A simple example of bar graph is the following
import numpy as np
import matplotlib.pyplot as plt
langs = ['C', 'C++', 'Java', 'Python', 'PHP']
students = [23,17,35,29,12]
plt.bar(langs, students)
plt.xlabel("Programming Language")
plt.ylabel("Number of Students")
plt.title("Number of Students in each Programming Language")
plt.show()
A data on csv contains the number of COVID-19 cases according to age groups. Each age groups consist of 10 years. The head of the data looks like this
Sno,AgeGroup,TotalCases,Percentage
1,0-9,22,3.18%
2,10-19,27,3.90%
3,20-29,172,24.86%
4,30-39,146,21.10%
5,40-49,112,16.18%
6,50-59,77,11.13%
7,60-69,89,12.86%
8,70-79,28,4.05%
9,>=80,10,1.45%
We can use 1st and 3rd column of the data to plot the following bar graph.
import numpy as np
import matplotlib.pyplot as plt
# getting the data in lists
age_group = np.loadtxt("agegroupcovid.csv", delimiter=',', skiprows=1, usecols=(1), unpack=True, dtype=np.str)

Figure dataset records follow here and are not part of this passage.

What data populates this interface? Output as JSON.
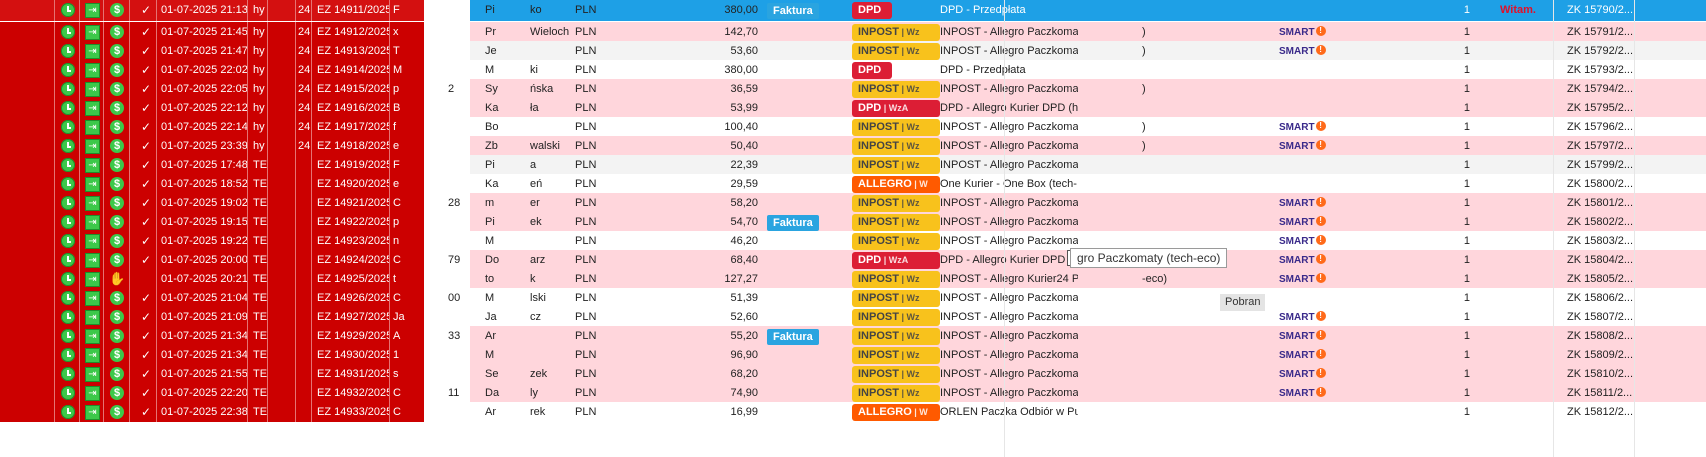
{
  "header": {
    "witam": "Witam."
  },
  "tooltip": {
    "text": "gro Paczkomaty (tech-eco)"
  },
  "pobran_label": "Pobran",
  "rows": [
    {
      "style": "sel",
      "icons": "cdd",
      "check": "✓",
      "date": "01-07-2025 21:13",
      "c1": "hy",
      "c2": "24",
      "ez": "EZ 14911/2025",
      "c3": "F",
      "c4": "",
      "name": "Pi",
      "name2": "ko",
      "cur": "PLN",
      "amt": "380,00",
      "faktura": "Faktura",
      "carrier": "dpd",
      "carrier_label": "DPD",
      "carrier_sub": "",
      "ship": "DPD - Przedpłata",
      "ship_tail": "",
      "smart": "",
      "qty": "1",
      "zk": "ZK 15790/2..."
    },
    {
      "style": "pink",
      "icons": "cdd",
      "check": "✓",
      "date": "01-07-2025 21:45",
      "c1": "hy",
      "c2": "24",
      "ez": "EZ 14912/2025",
      "c3": "x",
      "c4": "",
      "name": "Pr",
      "name2": "Wieloch",
      "cur": "PLN",
      "amt": "142,70",
      "faktura": "",
      "carrier": "inpost",
      "carrier_label": "INPOST",
      "carrier_sub": "| Wz",
      "ship": "INPOST - Allegro Paczkomat",
      "ship_tail": ")",
      "smart": "SMART",
      "qty": "1",
      "zk": "ZK 15791/2..."
    },
    {
      "style": "grey",
      "icons": "cdd",
      "check": "✓",
      "date": "01-07-2025 21:47",
      "c1": "hy",
      "c2": "24",
      "ez": "EZ 14913/2025",
      "c3": "T",
      "c4": "",
      "name": "Je",
      "name2": "",
      "cur": "PLN",
      "amt": "53,60",
      "faktura": "",
      "carrier": "inpost",
      "carrier_label": "INPOST",
      "carrier_sub": "| Wz",
      "ship": "INPOST - Allegro Paczkomat",
      "ship_tail": ")",
      "smart": "SMART",
      "qty": "1",
      "zk": "ZK 15792/2..."
    },
    {
      "style": "white",
      "icons": "cdd",
      "check": "✓",
      "date": "01-07-2025 22:02",
      "c1": "hy",
      "c2": "24",
      "ez": "EZ 14914/2025",
      "c3": "M",
      "c4": "",
      "name": "M",
      "name2": "ki",
      "cur": "PLN",
      "amt": "380,00",
      "faktura": "",
      "carrier": "dpd",
      "carrier_label": "DPD",
      "carrier_sub": "",
      "ship": "DPD - Przedpłata",
      "ship_tail": "",
      "smart": "",
      "qty": "1",
      "zk": "ZK 15793/2..."
    },
    {
      "style": "pink",
      "icons": "cdd",
      "check": "✓",
      "date": "01-07-2025 22:05",
      "c1": "hy",
      "c2": "24",
      "ez": "EZ 14915/2025",
      "c3": "p",
      "c4": "2",
      "name": "Sy",
      "name2": "ńska",
      "cur": "PLN",
      "amt": "36,59",
      "faktura": "",
      "carrier": "inpost",
      "carrier_label": "INPOST",
      "carrier_sub": "| Wz",
      "ship": "INPOST - Allegro Paczkomat",
      "ship_tail": ")",
      "smart": "",
      "qty": "1",
      "zk": "ZK 15794/2..."
    },
    {
      "style": "pink",
      "icons": "cdd",
      "check": "✓",
      "date": "01-07-2025 22:12",
      "c1": "hy",
      "c2": "24",
      "ez": "EZ 14916/2025",
      "c3": "B",
      "c4": "",
      "name": "Ka",
      "name2": "ła",
      "cur": "PLN",
      "amt": "53,99",
      "faktura": "",
      "carrier": "dpd",
      "carrier_label": "DPD",
      "carrier_sub": "| WzA",
      "ship": "DPD - Allegro Kurier DPD (h",
      "ship_tail": "",
      "smart": "",
      "qty": "1",
      "zk": "ZK 15795/2..."
    },
    {
      "style": "white",
      "icons": "cdd",
      "check": "✓",
      "date": "01-07-2025 22:14",
      "c1": "hy",
      "c2": "24",
      "ez": "EZ 14917/2025",
      "c3": "f",
      "c4": "",
      "name": "Bo",
      "name2": "",
      "cur": "PLN",
      "amt": "100,40",
      "faktura": "",
      "carrier": "inpost",
      "carrier_label": "INPOST",
      "carrier_sub": "| Wz",
      "ship": "INPOST - Allegro Paczkomat",
      "ship_tail": ")",
      "smart": "SMART",
      "qty": "1",
      "zk": "ZK 15796/2..."
    },
    {
      "style": "pink",
      "icons": "cdd",
      "check": "✓",
      "date": "01-07-2025 23:39",
      "c1": "hy",
      "c2": "24",
      "ez": "EZ 14918/2025",
      "c3": "e",
      "c4": "",
      "name": "Zb",
      "name2": "walski",
      "cur": "PLN",
      "amt": "50,40",
      "faktura": "",
      "carrier": "inpost",
      "carrier_label": "INPOST",
      "carrier_sub": "| Wz",
      "ship": "INPOST - Allegro Paczkomat",
      "ship_tail": ")",
      "smart": "SMART",
      "qty": "1",
      "zk": "ZK 15797/2..."
    },
    {
      "style": "grey",
      "icons": "cdd",
      "check": "✓",
      "date": "01-07-2025 17:48",
      "c1": "TE",
      "c2": "",
      "ez": "EZ 14919/2025",
      "c3": "F",
      "c4": "",
      "name": "Pi",
      "name2": "a",
      "cur": "PLN",
      "amt": "22,39",
      "faktura": "",
      "carrier": "inpost",
      "carrier_label": "INPOST",
      "carrier_sub": "| Wz",
      "ship": "INPOST - Allegro Paczkomat",
      "ship_tail": "",
      "smart": "",
      "qty": "1",
      "zk": "ZK 15799/2..."
    },
    {
      "style": "white",
      "icons": "cdd",
      "check": "✓",
      "date": "01-07-2025 18:52",
      "c1": "TE",
      "c2": "",
      "ez": "EZ 14920/2025",
      "c3": "e",
      "c4": "",
      "name": "Ka",
      "name2": "eń",
      "cur": "PLN",
      "amt": "29,59",
      "faktura": "",
      "carrier": "allegro",
      "carrier_label": "ALLEGRO",
      "carrier_sub": "| W",
      "ship": "One Kurier - One Box (tech-",
      "ship_tail": "",
      "smart": "",
      "qty": "1",
      "zk": "ZK 15800/2..."
    },
    {
      "style": "pink",
      "icons": "cdd",
      "check": "✓",
      "date": "01-07-2025 19:02",
      "c1": "TE",
      "c2": "",
      "ez": "EZ 14921/2025",
      "c3": "C",
      "c4": "28",
      "name": "m",
      "name2": "er",
      "cur": "PLN",
      "amt": "58,20",
      "faktura": "",
      "carrier": "inpost",
      "carrier_label": "INPOST",
      "carrier_sub": "| Wz",
      "ship": "INPOST - Allegro Paczkomat",
      "ship_tail": "",
      "smart": "SMART",
      "qty": "1",
      "zk": "ZK 15801/2..."
    },
    {
      "style": "pink",
      "icons": "cdd",
      "check": "✓",
      "date": "01-07-2025 19:15",
      "c1": "TE",
      "c2": "",
      "ez": "EZ 14922/2025",
      "c3": "p",
      "c4": "",
      "name": "Pi",
      "name2": "ek",
      "cur": "PLN",
      "amt": "54,70",
      "faktura": "Faktura",
      "carrier": "inpost",
      "carrier_label": "INPOST",
      "carrier_sub": "| Wz",
      "ship": "INPOST - Allegro Paczkomat",
      "ship_tail": "",
      "smart": "SMART",
      "qty": "1",
      "zk": "ZK 15802/2..."
    },
    {
      "style": "white",
      "icons": "cdd",
      "check": "✓",
      "date": "01-07-2025 19:22",
      "c1": "TE",
      "c2": "",
      "ez": "EZ 14923/2025",
      "c3": "n",
      "c4": "",
      "name": "M",
      "name2": "",
      "cur": "PLN",
      "amt": "46,20",
      "faktura": "",
      "carrier": "inpost",
      "carrier_label": "INPOST",
      "carrier_sub": "| Wz",
      "ship": "INPOST - Allegro Paczkomat",
      "ship_tail": "",
      "smart": "SMART",
      "qty": "1",
      "zk": "ZK 15803/2..."
    },
    {
      "style": "pink",
      "icons": "cdd",
      "check": "✓",
      "date": "01-07-2025 20:00",
      "c1": "TE",
      "c2": "",
      "ez": "EZ 14924/2025",
      "c3": "C",
      "c4": "79",
      "name": "Do",
      "name2": "arz",
      "cur": "PLN",
      "amt": "68,40",
      "faktura": "",
      "carrier": "dpd",
      "carrier_label": "DPD",
      "carrier_sub": "| WzA",
      "ship": "DPD - Allegro Kurier DPD (te",
      "ship_tail": "",
      "smart": "SMART",
      "qty": "1",
      "zk": "ZK 15804/2..."
    },
    {
      "style": "pink",
      "icons": "chd",
      "check": "",
      "date": "01-07-2025 20:21",
      "c1": "TE",
      "c2": "",
      "ez": "EZ 14925/2025",
      "c3": "t",
      "c4": "",
      "name": "to",
      "name2": "k",
      "cur": "PLN",
      "amt": "127,27",
      "faktura": "",
      "carrier": "inpost",
      "carrier_label": "INPOST",
      "carrier_sub": "| Wz",
      "ship": "INPOST - Allegro Kurier24 P",
      "ship_tail": "-eco)",
      "smart": "SMART",
      "qty": "1",
      "zk": "ZK 15805/2..."
    },
    {
      "style": "white",
      "icons": "cdd",
      "check": "✓",
      "date": "01-07-2025 21:04",
      "c1": "TE",
      "c2": "",
      "ez": "EZ 14926/2025",
      "c3": "C",
      "c4": "00",
      "name": "M",
      "name2": "lski",
      "cur": "PLN",
      "amt": "51,39",
      "faktura": "",
      "carrier": "inpost",
      "carrier_label": "INPOST",
      "carrier_sub": "| Wz",
      "ship": "INPOST - Allegro Paczkomat",
      "ship_tail": "",
      "smart": "",
      "qty": "1",
      "zk": "ZK 15806/2..."
    },
    {
      "style": "white",
      "icons": "cdd",
      "check": "✓",
      "date": "01-07-2025 21:09",
      "c1": "TE",
      "c2": "",
      "ez": "EZ 14927/2025",
      "c3": "Ja",
      "c4": "",
      "name": "Ja",
      "name2": "cz",
      "cur": "PLN",
      "amt": "52,60",
      "faktura": "",
      "carrier": "inpost",
      "carrier_label": "INPOST",
      "carrier_sub": "| Wz",
      "ship": "INPOST - Allegro Paczkomat",
      "ship_tail": "",
      "smart": "SMART",
      "qty": "1",
      "zk": "ZK 15807/2..."
    },
    {
      "style": "pink",
      "icons": "cdd",
      "check": "✓",
      "date": "01-07-2025 21:34",
      "c1": "TE",
      "c2": "",
      "ez": "EZ 14929/2025",
      "c3": "A",
      "c4": "33",
      "name": "Ar",
      "name2": "",
      "cur": "PLN",
      "amt": "55,20",
      "faktura": "Faktura",
      "carrier": "inpost",
      "carrier_label": "INPOST",
      "carrier_sub": "| Wz",
      "ship": "INPOST - Allegro Paczkomat",
      "ship_tail": "",
      "smart": "SMART",
      "qty": "1",
      "zk": "ZK 15808/2..."
    },
    {
      "style": "pink",
      "icons": "cdd",
      "check": "✓",
      "date": "01-07-2025 21:34",
      "c1": "TE",
      "c2": "",
      "ez": "EZ 14930/2025",
      "c3": "1",
      "c4": "",
      "name": "M",
      "name2": "",
      "cur": "PLN",
      "amt": "96,90",
      "faktura": "",
      "carrier": "inpost",
      "carrier_label": "INPOST",
      "carrier_sub": "| Wz",
      "ship": "INPOST - Allegro Paczkomat",
      "ship_tail": "",
      "smart": "SMART",
      "qty": "1",
      "zk": "ZK 15809/2..."
    },
    {
      "style": "pink",
      "icons": "cdd",
      "check": "✓",
      "date": "01-07-2025 21:55",
      "c1": "TE",
      "c2": "",
      "ez": "EZ 14931/2025",
      "c3": "s",
      "c4": "",
      "name": "Se",
      "name2": "zek",
      "cur": "PLN",
      "amt": "68,20",
      "faktura": "",
      "carrier": "inpost",
      "carrier_label": "INPOST",
      "carrier_sub": "| Wz",
      "ship": "INPOST - Allegro Paczkomat",
      "ship_tail": "",
      "smart": "SMART",
      "qty": "1",
      "zk": "ZK 15810/2..."
    },
    {
      "style": "pink",
      "icons": "cdd",
      "check": "✓",
      "date": "01-07-2025 22:20",
      "c1": "TE",
      "c2": "",
      "ez": "EZ 14932/2025",
      "c3": "C",
      "c4": "11",
      "name": "Da",
      "name2": "ly",
      "cur": "PLN",
      "amt": "74,90",
      "faktura": "",
      "carrier": "inpost",
      "carrier_label": "INPOST",
      "carrier_sub": "| Wz",
      "ship": "INPOST - Allegro Paczkomat",
      "ship_tail": "",
      "smart": "SMART",
      "qty": "1",
      "zk": "ZK 15811/2..."
    },
    {
      "style": "white",
      "icons": "cdd",
      "check": "✓",
      "date": "01-07-2025 22:38",
      "c1": "TE",
      "c2": "",
      "ez": "EZ 14933/2025",
      "c3": "C",
      "c4": "",
      "name": "Ar",
      "name2": "rek",
      "cur": "PLN",
      "amt": "16,99",
      "faktura": "",
      "carrier": "allegro",
      "carrier_label": "ALLEGRO",
      "carrier_sub": "| W",
      "ship": "ORLEN Paczka Odbiór w Pun",
      "ship_tail": "",
      "smart": "",
      "qty": "1",
      "zk": "ZK 15812/2..."
    }
  ]
}
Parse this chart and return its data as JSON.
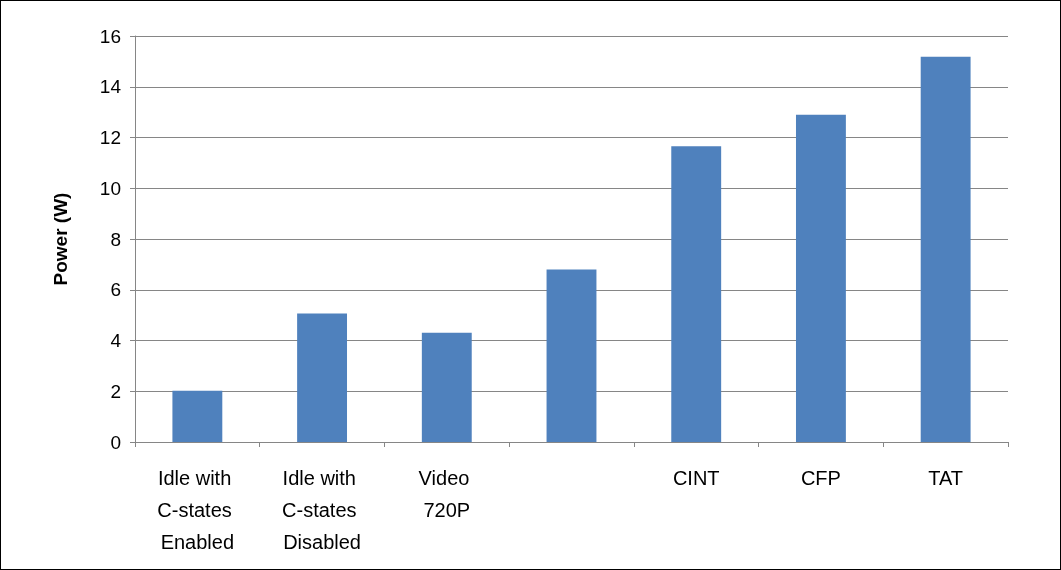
{
  "chart_data": {
    "type": "bar",
    "ylabel": "Power (W)",
    "categories": [
      "Idle with C-states Enabled",
      "Idle with C-states Disabled",
      "Video 720P",
      null,
      "CINT",
      "CFP",
      "TAT"
    ],
    "values": [
      2.02,
      5.06,
      4.31,
      6.8,
      11.66,
      12.9,
      15.18
    ],
    "color": "#4f81bd",
    "ylim": [
      0,
      16
    ],
    "yticks": [
      0,
      2,
      4,
      6,
      8,
      10,
      12,
      14,
      16
    ],
    "grid": "y"
  }
}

positive = np.loadtxt("agegroupcovid.csv", delimiter=',', skiprows=1, usecols=(2), unpack=True)
# plotting the bar graph
plt.bar(age_group, positive, color='red')
# adding attributes to the graph
plt.xlabel("Age Group")
plt.ylabel("Positive CoVid-19 Cases")
plt.title("COVID cases in each Age Group")
# showing the graph
plt.show()
2.3 Pie Chart¶
A pie chart is a circular chart divided into sectors,to illustrate numerical proportion. Pie chart is plotted using pie
function from matplotlib.pyplot
library.
A simple pie chart can be plotted as
import numpy as np
import matplotlib.pyplot as plt
langs = ['C', 'C++', 'Java', 'Python', 'PHP']
students = [23,17,35,29,12]
plt.pie(students, labels = langs)
plt.show()
The COVID-19 example can also be represented in pie chart using the following code.
import numpy as np
import matplotlib.pyplot as plt
age_group = np.loadtxt("agegroupcovid.csv", delimiter=',', skiprows=1, usecols=(1), unpack=True, dtype=np.str)
positive = np.loadtxt("agegroupcovid.csv", delimiter=',', skiprows=1, usecols=(2), unpack=True)
plt.pie(positive, labels=age_group)
plt.title("COVID cases in each Age Group")
plt.show()
Ex: Make a plot of each type using any data of your choice.